According to Ars Technica, the former child prostitue was hawked on Backpage.com—a Craigslist knockoff owned by Village Voice Media—by her pimp starting at age 14. In her lawsuit, she claims that VVM knew that the explicit pictures her pimp posted of her on Backpage depicted a minor, and that they were advertising prostitution. This knowledge, the suit argues, should put exempt them from the Communications Decency Act, which protects websites from liability for what their users post.
From Ars Technica:
"Defendant had a strong suspicion that the aforementioned crimes were being committed," reads the complaint. "Defendant had a desire that these posters accomplished their nefarious illegal prostitution activities so that the posters would return to the website and pay for more posting."

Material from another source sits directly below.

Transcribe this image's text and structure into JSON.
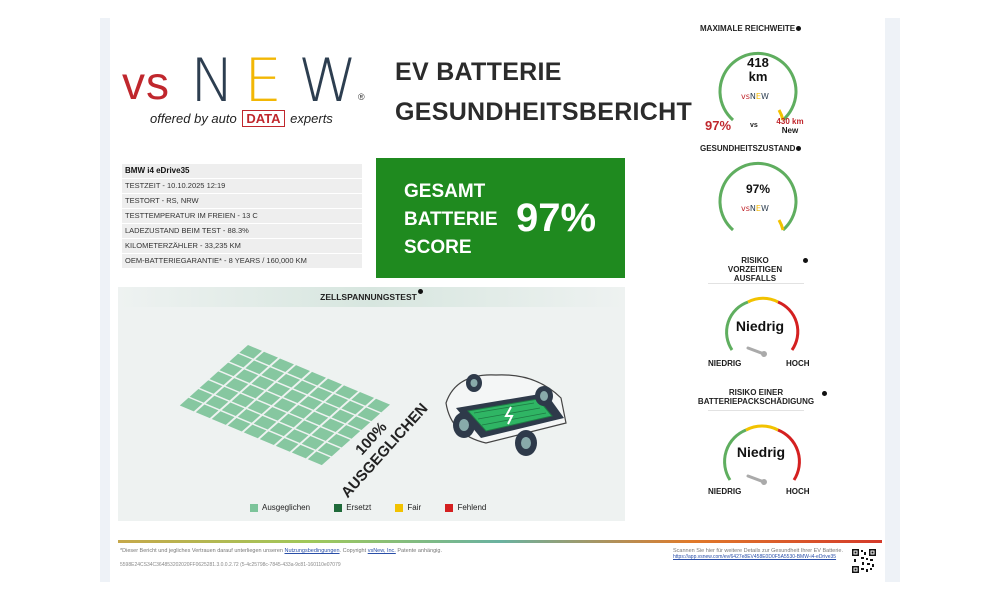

Look for anti-trafficking activists and Attorneys General, flush from their victory over Craigslist, to jump on Backpage and its thriving "adult" section next. The Village Voice sure has been having a lot of penis-related financial troubles, lately. (via mediaite)
Update:
We've received a statement from Village Voice Media's Steve Suskind. In it, he writes:
The lawsuit is riddled with errors. The claim that we knowingly assisted [the child's pimp] in committing criminal acts is a lie fabricated by a trial lawyer looking for a payday. The attorney seeks to redirect blame from a convicted predator to Backpage.com, which helped prosecute the criminal.
Without our knowledge, the predator violated our terms of use. Backpage.com has stringent safeguards in place to ensure that only adults use the site. We provided the FBI with the perpetrator's I.P. address and credit-card information.
Section 230 of the Communications Decency Act of 1996 recognized that the very nature of the Internet meant that vast traffic depended on the ability of citizens to post directly onto websites like Backpage.com, Facebook, MySpace or eBay, or to have search engines like Google and Yahoo find postings without pre-screening or censorship. The responsibility, under the law, rests with the person supplying the post.
In the last two years, Backpage.com has had 58 million posts, of which 6 million were adult. In this vast exchange of information, law enforcement agencies have asked for our testimony in precisely five underage cases.
Because one case is too many, we have, and we will continue to, cooperate willingly with authorities.